The entire family is at their wit’s end, Basema says. “We called the school and told them of our situation and they said they would take up the issue with the municipality. School was a haven for her but now she is stuck in the house with nowhere else to go,” says her mother, tears welling in her eyes.

Yezen Tahboud, a 17-year-old student, carries a packet of papers as he crosses the checkpoint every morning to get to school. With him is the Arnona tax paper proving he lives in the Qalandiya Airport area, his identification card and even a report card to show that he goes to a Jerusalem school. “Despite all this, sometimes they still do not let us cross. Then my friends and I are forced to take a winding dirt road where we might be shot by the soldiers,” says Tahboub. “The Israelis don’t care if we finish our education,” he accuses. “Look at what they do to prevent us from getting to school.”

A lawless land

Nor are Jerusalem residents exempt from the destruction that is regular fare at the Qalandiya crossing. Abed Abu Layla, 38, tried to avoid the long queue of cars by parking and then crossing the checkpoint on foot. “When I returned,” he remembers, “I found that my car had been demolished and burned. When I asked the neighbors what had happened, they said the soldiers had destroyed my car and then burned it along with two other cars. They also said the soldiers would not allow anyone to put out the fire.”

Abu Layla thought maybe he had some recourse – he went to the Israeli police station at a nearby settlement to complain. But they sent him to the army headquarters at Beit El. “Everyone knows that they don’t even let anyone go into this settlement,” says Abu Layla. “You can imagine their response when I wanted to complain about their soldiers.”

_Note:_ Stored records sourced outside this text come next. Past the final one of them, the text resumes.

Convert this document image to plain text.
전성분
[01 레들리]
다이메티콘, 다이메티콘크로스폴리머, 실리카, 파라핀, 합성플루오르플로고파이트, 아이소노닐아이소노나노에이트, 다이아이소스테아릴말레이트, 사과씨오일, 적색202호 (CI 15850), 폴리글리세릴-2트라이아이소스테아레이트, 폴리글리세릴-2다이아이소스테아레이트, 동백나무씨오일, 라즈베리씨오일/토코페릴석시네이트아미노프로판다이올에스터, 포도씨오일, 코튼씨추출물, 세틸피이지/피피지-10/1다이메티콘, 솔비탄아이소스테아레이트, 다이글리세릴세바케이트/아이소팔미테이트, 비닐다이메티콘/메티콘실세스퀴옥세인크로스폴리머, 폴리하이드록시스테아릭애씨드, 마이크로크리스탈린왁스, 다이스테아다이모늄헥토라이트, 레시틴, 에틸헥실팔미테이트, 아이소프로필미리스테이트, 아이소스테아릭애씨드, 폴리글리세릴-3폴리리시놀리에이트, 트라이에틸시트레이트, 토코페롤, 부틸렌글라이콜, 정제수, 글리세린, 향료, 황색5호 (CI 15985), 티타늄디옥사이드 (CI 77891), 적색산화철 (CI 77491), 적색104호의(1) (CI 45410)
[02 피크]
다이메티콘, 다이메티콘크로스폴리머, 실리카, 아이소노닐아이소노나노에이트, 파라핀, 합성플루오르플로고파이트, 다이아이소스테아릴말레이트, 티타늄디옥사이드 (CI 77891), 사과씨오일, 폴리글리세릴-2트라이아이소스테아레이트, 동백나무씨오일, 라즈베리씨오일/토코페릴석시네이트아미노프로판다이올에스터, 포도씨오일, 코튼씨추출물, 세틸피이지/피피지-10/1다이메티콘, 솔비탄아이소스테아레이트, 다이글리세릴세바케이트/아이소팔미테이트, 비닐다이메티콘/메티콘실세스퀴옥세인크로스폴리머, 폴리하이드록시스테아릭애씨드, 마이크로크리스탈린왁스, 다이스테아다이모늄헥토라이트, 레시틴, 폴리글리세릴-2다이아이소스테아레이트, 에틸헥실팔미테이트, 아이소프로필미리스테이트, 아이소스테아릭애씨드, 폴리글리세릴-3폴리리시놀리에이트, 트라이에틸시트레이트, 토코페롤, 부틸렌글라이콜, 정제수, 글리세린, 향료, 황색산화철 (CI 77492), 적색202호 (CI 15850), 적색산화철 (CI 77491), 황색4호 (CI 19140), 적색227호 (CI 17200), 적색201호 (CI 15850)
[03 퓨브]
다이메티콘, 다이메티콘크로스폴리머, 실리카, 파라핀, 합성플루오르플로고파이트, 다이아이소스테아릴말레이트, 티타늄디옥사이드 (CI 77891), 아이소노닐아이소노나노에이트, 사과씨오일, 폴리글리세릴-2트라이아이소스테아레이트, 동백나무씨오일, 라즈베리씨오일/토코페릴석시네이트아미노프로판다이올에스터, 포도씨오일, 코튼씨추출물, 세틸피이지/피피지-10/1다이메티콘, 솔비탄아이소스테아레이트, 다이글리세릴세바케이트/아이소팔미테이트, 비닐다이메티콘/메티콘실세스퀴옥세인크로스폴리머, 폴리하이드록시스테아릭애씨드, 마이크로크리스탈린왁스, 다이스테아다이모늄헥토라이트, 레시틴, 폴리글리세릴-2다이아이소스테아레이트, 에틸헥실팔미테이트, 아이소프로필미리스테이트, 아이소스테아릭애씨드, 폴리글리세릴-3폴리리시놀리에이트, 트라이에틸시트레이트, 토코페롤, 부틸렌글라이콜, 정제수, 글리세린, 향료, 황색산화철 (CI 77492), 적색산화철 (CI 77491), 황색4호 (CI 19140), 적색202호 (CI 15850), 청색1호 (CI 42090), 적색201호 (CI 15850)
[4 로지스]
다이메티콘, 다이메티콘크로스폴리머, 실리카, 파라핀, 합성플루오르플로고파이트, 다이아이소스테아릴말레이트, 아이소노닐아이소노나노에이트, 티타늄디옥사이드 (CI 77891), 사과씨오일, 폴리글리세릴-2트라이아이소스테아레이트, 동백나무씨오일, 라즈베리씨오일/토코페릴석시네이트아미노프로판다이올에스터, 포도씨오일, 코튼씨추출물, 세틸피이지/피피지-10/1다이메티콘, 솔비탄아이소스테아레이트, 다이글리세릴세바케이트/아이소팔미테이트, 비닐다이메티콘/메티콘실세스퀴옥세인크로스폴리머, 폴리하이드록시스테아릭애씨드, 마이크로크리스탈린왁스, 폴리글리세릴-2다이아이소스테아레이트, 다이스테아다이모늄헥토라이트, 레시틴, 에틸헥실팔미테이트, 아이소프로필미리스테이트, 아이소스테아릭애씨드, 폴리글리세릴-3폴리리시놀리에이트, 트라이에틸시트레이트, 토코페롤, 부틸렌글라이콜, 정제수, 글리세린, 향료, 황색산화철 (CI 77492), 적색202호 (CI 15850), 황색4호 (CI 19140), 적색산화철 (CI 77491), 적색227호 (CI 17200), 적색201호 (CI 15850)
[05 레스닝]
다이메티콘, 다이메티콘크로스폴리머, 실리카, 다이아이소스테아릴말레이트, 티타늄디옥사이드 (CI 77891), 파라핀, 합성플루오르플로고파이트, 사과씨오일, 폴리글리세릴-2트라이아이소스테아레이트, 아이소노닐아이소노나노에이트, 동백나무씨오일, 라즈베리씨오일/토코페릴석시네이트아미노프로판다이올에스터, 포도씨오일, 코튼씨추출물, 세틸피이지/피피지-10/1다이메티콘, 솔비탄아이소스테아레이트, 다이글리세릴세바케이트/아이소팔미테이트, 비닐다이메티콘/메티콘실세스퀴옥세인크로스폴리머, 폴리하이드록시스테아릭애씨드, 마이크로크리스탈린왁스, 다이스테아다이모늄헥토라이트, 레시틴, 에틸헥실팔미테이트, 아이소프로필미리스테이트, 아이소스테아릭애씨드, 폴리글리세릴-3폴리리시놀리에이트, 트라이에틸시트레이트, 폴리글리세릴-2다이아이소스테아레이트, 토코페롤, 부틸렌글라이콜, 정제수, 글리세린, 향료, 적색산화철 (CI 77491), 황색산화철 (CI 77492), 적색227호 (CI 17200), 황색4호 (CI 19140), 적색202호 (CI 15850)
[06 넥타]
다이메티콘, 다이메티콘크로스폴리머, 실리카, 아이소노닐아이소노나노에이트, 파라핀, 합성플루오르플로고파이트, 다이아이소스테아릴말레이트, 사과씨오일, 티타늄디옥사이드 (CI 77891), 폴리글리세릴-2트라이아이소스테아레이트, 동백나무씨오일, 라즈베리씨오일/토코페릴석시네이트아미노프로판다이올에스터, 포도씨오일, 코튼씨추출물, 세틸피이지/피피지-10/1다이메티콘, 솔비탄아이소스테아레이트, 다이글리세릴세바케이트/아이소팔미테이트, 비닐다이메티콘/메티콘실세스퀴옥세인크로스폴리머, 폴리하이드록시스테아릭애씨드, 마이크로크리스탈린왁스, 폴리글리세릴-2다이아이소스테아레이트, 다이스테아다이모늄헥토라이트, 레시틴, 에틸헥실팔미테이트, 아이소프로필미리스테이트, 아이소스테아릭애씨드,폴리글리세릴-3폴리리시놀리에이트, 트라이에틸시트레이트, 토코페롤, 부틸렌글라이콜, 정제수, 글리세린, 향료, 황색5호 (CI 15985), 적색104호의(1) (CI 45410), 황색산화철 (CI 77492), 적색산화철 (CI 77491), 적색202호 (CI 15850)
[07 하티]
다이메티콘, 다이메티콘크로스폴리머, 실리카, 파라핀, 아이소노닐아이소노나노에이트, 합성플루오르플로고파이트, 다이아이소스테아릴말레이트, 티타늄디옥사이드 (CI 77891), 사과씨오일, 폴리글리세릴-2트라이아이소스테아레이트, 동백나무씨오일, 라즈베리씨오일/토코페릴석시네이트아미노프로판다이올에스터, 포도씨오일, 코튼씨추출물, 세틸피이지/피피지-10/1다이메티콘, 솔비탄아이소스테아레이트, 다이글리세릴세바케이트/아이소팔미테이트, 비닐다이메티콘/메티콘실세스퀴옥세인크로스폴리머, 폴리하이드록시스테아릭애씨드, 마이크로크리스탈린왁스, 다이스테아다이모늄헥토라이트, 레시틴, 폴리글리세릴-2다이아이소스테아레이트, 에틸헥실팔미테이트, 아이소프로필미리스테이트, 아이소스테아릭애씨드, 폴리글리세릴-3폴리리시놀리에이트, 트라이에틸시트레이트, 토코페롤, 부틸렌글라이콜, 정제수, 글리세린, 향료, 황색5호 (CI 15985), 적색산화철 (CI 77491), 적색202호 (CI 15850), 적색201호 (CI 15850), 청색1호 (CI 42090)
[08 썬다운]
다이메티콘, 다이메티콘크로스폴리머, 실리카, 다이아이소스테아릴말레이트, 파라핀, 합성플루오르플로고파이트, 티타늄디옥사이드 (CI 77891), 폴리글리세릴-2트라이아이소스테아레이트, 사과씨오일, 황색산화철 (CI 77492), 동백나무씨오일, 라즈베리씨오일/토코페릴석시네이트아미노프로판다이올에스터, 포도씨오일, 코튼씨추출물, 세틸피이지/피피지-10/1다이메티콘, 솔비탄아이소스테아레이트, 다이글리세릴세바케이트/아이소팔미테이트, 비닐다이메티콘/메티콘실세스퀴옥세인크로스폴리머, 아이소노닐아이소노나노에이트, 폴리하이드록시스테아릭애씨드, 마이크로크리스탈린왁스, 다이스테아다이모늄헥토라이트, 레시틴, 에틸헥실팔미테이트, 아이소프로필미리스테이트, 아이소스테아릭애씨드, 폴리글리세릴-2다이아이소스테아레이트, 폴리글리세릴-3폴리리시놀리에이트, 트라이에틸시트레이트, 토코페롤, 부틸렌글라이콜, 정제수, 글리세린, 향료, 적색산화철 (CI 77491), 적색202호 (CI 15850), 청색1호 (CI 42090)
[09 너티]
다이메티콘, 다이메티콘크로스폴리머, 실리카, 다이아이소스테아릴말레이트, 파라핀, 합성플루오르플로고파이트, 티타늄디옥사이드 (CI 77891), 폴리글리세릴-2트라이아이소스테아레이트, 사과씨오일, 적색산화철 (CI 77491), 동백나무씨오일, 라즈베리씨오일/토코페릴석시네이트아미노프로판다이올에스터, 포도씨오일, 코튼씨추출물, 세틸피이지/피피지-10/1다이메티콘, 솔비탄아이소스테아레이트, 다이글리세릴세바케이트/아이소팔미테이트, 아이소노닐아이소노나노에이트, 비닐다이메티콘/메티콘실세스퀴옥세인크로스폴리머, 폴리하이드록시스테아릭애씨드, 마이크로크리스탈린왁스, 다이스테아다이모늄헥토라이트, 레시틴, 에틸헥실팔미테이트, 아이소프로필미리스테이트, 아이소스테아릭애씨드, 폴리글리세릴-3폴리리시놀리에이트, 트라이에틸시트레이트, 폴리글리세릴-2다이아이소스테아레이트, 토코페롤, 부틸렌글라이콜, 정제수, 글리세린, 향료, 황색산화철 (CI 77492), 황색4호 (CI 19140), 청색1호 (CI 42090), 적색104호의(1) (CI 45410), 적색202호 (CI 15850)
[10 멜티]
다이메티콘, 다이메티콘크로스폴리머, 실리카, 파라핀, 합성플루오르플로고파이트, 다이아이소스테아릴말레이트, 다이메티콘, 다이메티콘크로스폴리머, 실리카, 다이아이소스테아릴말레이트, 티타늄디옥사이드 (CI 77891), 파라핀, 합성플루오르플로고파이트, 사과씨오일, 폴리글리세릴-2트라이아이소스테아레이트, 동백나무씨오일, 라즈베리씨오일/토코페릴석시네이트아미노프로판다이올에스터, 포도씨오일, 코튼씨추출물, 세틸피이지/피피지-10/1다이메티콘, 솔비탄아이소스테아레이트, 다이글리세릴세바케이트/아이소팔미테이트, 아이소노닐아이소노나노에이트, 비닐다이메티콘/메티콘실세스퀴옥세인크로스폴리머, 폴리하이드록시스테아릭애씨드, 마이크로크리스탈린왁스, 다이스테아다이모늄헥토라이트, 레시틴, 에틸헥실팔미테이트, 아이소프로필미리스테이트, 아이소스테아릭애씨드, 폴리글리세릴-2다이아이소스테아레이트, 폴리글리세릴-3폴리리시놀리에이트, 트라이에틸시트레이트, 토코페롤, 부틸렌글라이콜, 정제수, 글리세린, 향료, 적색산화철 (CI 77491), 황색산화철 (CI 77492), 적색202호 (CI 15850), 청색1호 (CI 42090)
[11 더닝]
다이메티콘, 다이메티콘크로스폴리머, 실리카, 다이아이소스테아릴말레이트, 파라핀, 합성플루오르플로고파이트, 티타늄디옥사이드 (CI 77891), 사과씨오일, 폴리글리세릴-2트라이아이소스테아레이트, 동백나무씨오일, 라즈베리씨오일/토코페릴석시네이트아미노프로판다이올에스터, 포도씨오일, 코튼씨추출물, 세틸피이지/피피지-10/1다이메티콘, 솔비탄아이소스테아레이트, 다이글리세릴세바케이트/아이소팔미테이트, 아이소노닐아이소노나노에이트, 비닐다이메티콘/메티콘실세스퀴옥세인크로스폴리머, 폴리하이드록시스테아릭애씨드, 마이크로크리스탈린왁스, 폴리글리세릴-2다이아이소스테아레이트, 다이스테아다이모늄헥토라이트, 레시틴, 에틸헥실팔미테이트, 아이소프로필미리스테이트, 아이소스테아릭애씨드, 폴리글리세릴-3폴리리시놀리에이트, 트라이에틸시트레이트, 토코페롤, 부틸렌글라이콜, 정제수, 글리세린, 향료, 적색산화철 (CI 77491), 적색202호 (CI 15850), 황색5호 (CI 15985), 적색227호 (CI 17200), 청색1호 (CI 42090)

While a friend whose car was also burned was finally issued a paper confirming his loss for insurance purposes, Abu Layla says that no investigation has been opened into the incident. “What can we do?” sighs Abu Layla in resignation.

The daily travails of living beyond Qalandiya is aggravated by fears that the Israeli government wants to make the checkpoint a permanent boundary between Jerusalem and the West Bank, thus cutting off the four Jerusalem neighborhoods from the city.

Residents do not mince words about this possibility. “This is unacceptable,” says Awad. “No one can dismiss the fact that we are residents of Jerusalem and that our lives depend on Jerusalem where we work and where our families are – especially the Israelis who, since the start of the occupation, have made us pay high taxes to them under the pretext that they treat us like citizens. They have no right to take our money and then decide that we are no longer from Jerusalem.”